McDowell: Late '80s Sox Used Camera To Steal Signs

75756A5E-120A-4932-810C-2FD980DB785E
(670 The Score) The floodgates are opening when it comes to revelations of cheating across MLB.

After the fallout of the Astros' sign-stealing scandal continued with Mets manager Carlos Beltran resigning Thursday, former White Sox pitcher Jack McDowell on Friday revealed the organization used a camera to steal signs in the late 1980s.

McDowell also claimed that manager Tony La Russa was the original orchestrator of the scheme, though McDowell's tenure didn't overlap with La Russa's.

"We had a system in the old Comiskey Park in the late 1980s -- the Gatorade sign out in center had a light, there was a toggle switch in the manager's office and camera zoomed in on the catcher," McDowell said on Mac Attack on WFNZ in Charlotte. "I'm gonna whistle blow this now, because I'm getting tired of this crap.

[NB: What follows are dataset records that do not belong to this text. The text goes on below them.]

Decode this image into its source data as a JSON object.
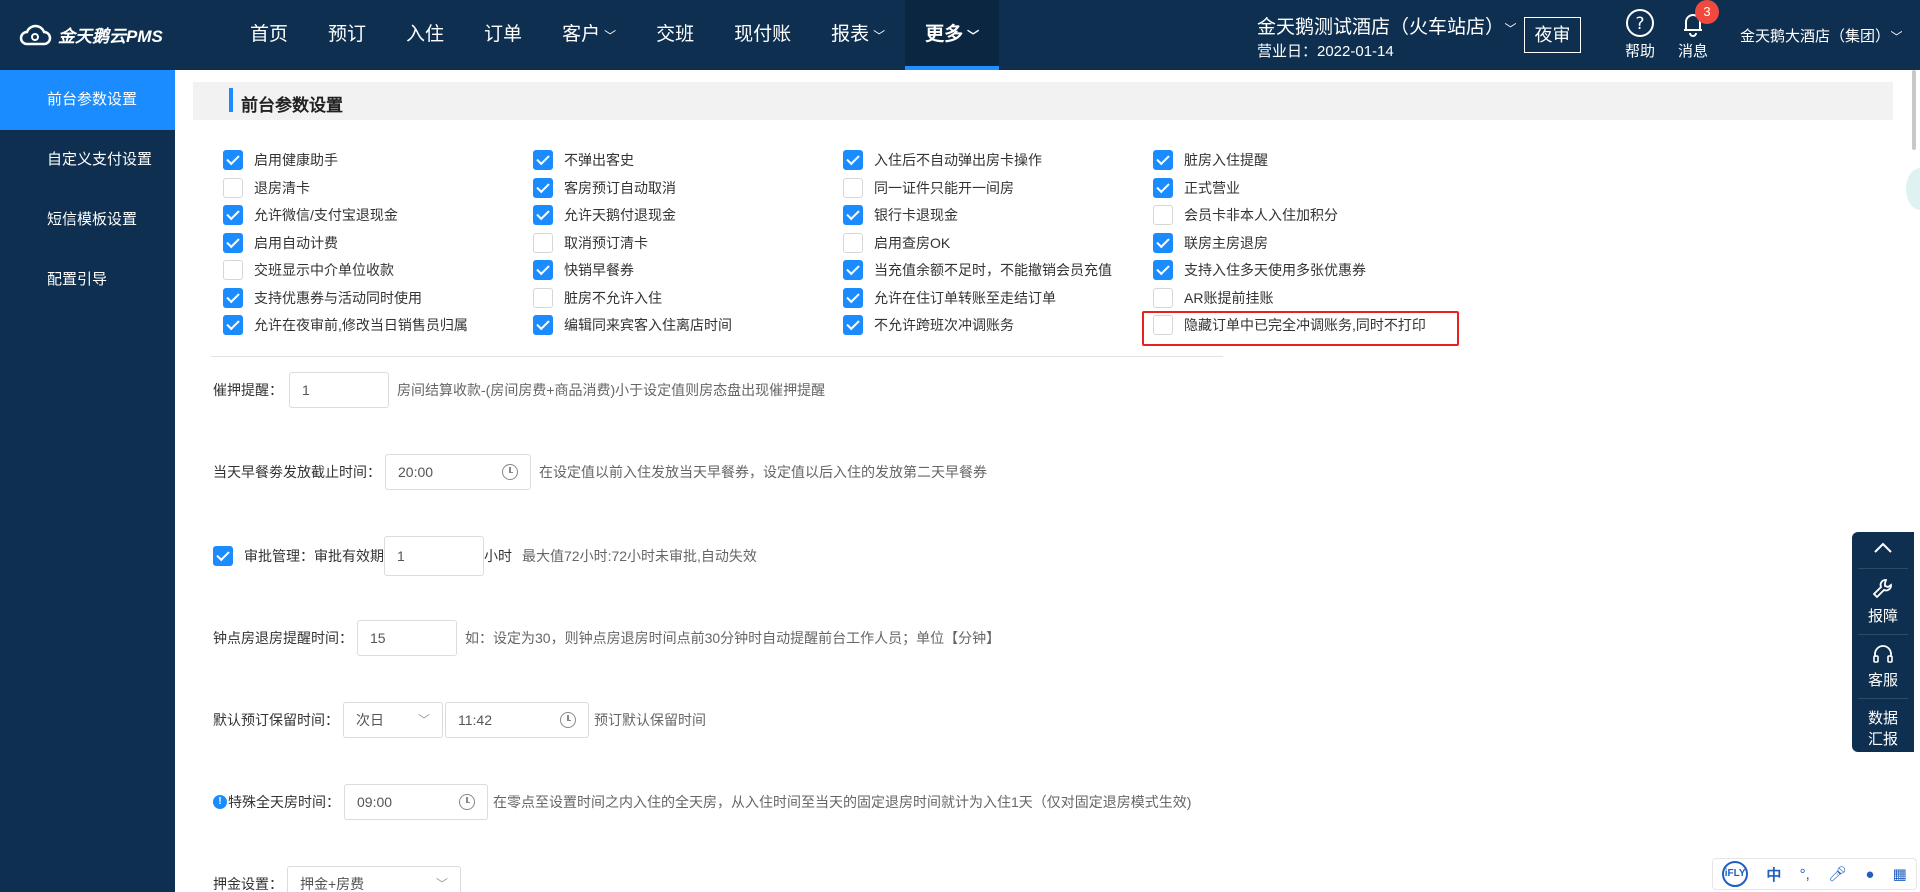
{
  "app": {
    "logo_text": "金天鹅云PMS"
  },
  "nav": [
    {
      "label": "首页",
      "dropdown": false
    },
    {
      "label": "预订",
      "dropdown": false
    },
    {
      "label": "入住",
      "dropdown": false
    },
    {
      "label": "订单",
      "dropdown": false
    },
    {
      "label": "客户",
      "dropdown": true
    },
    {
      "label": "交班",
      "dropdown": false
    },
    {
      "label": "现付账",
      "dropdown": false
    },
    {
      "label": "报表",
      "dropdown": true
    },
    {
      "label": "更多",
      "dropdown": true
    }
  ],
  "header": {
    "hotel_name": "金天鹅测试酒店（火车站店）",
    "business_date": "营业日：2022-01-14",
    "night_audit": "夜审",
    "help": "帮助",
    "messages": "消息",
    "message_count": "3",
    "group_name": "金天鹅大酒店（集团）"
  },
  "sidebar": {
    "items": [
      {
        "label": "前台参数设置",
        "active": true
      },
      {
        "label": "自定义支付设置",
        "active": false
      },
      {
        "label": "短信模板设置",
        "active": false
      },
      {
        "label": "配置引导",
        "active": false
      }
    ]
  },
  "section": {
    "title": "前台参数设置"
  },
  "checkboxes": [
    {
      "label": "启用健康助手",
      "checked": true
    },
    {
      "label": "不弹出客史",
      "checked": true
    },
    {
      "label": "入住后不自动弹出房卡操作",
      "checked": true
    },
    {
      "label": "脏房入住提醒",
      "checked": true
    },
    {
      "label": "退房清卡",
      "checked": false
    },
    {
      "label": "客房预订自动取消",
      "checked": true
    },
    {
      "label": "同一证件只能开一间房",
      "checked": false
    },
    {
      "label": "正式营业",
      "checked": true
    },
    {
      "label": "允许微信/支付宝退现金",
      "checked": true
    },
    {
      "label": "允许天鹅付退现金",
      "checked": true
    },
    {
      "label": "银行卡退现金",
      "checked": true
    },
    {
      "label": "会员卡非本人入住加积分",
      "checked": false
    },
    {
      "label": "启用自动计费",
      "checked": true
    },
    {
      "label": "取消预订清卡",
      "checked": false
    },
    {
      "label": "启用查房OK",
      "checked": false
    },
    {
      "label": "联房主房退房",
      "checked": true
    },
    {
      "label": "交班显示中介单位收款",
      "checked": false
    },
    {
      "label": "快销早餐券",
      "checked": true
    },
    {
      "label": "当充值余额不足时，不能撤销会员充值",
      "checked": true
    },
    {
      "label": "支持入住多天使用多张优惠券",
      "checked": true
    },
    {
      "label": "支持优惠券与活动同时使用",
      "checked": true
    },
    {
      "label": "脏房不允许入住",
      "checked": false
    },
    {
      "label": "允许在住订单转账至走结订单",
      "checked": true
    },
    {
      "label": "AR账提前挂账",
      "checked": false
    },
    {
      "label": "允许在夜审前,修改当日销售员归属",
      "checked": true
    },
    {
      "label": "编辑同来宾客入住离店时间",
      "checked": true
    },
    {
      "label": "不允许跨班次冲调账务",
      "checked": true
    },
    {
      "label": "隐藏订单中已完全冲调账务,同时不打印",
      "checked": false
    }
  ],
  "settings": {
    "deposit_reminder": {
      "label": "催押提醒：",
      "value": "1",
      "hint": "房间结算收款-(房间房费+商品消费)小于设定值则房态盘出现催押提醒"
    },
    "breakfast_cutoff": {
      "label": "当天早餐劵发放截止时间：",
      "value": "20:00",
      "hint": "在设定值以前入住发放当天早餐券，设定值以后入住的发放第二天早餐券"
    },
    "approval": {
      "checked": true,
      "label": "审批管理：",
      "validity_label": "审批有效期",
      "value": "1",
      "unit": "小时",
      "hint": "最大值72小时:72小时未审批,自动失效"
    },
    "hourly_checkout": {
      "label": "钟点房退房提醒时间：",
      "value": "15",
      "hint": "如：设定为30，则钟点房退房时间点前30分钟时自动提醒前台工作人员；单位【分钟】"
    },
    "reservation_hold": {
      "label": "默认预订保留时间：",
      "day_value": "次日",
      "time_value": "11:42",
      "hint": "预订默认保留时间"
    },
    "special_allday": {
      "label": "特殊全天房时间：",
      "value": "09:00",
      "hint": "在零点至设置时间之内入住的全天房，从入住时间至当天的固定退房时间就计为入住1天（仅对固定退房模式生效)"
    },
    "deposit": {
      "label": "押金设置：",
      "value": "押金+房费"
    }
  },
  "float_tool": {
    "report": "报障",
    "service": "客服",
    "data_report_1": "数据",
    "data_report_2": "汇报"
  },
  "ime": {
    "brand": "iFLY",
    "lang": "中"
  },
  "colors": {
    "nav_bg": "#0e2f4f",
    "accent": "#1a8cff",
    "highlight": "#e8211f",
    "badge": "#f04a3e"
  }
}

There was that, Tony La Russa is the one who put it in. He was also the head of the first team where everyone was doing steroids. Yet, he's still in the game making half a million, you know? No one is going to go after that. It's just, this stuff is getting old where they target certain guys and let other people off the hook."

McDowell pitched for the White Sox from 1987-'94, winning the Cy Young award in 1993. La Russa managed the White Sox from 1979-'86.

The White Sox weren't particularly successful in the 1980s. Their lone playoff appearance during that decade came in 1983, when they won their division and lost in the American League Championship Series. The White Sox also won the division and then bowed out in the ALCS in 1993.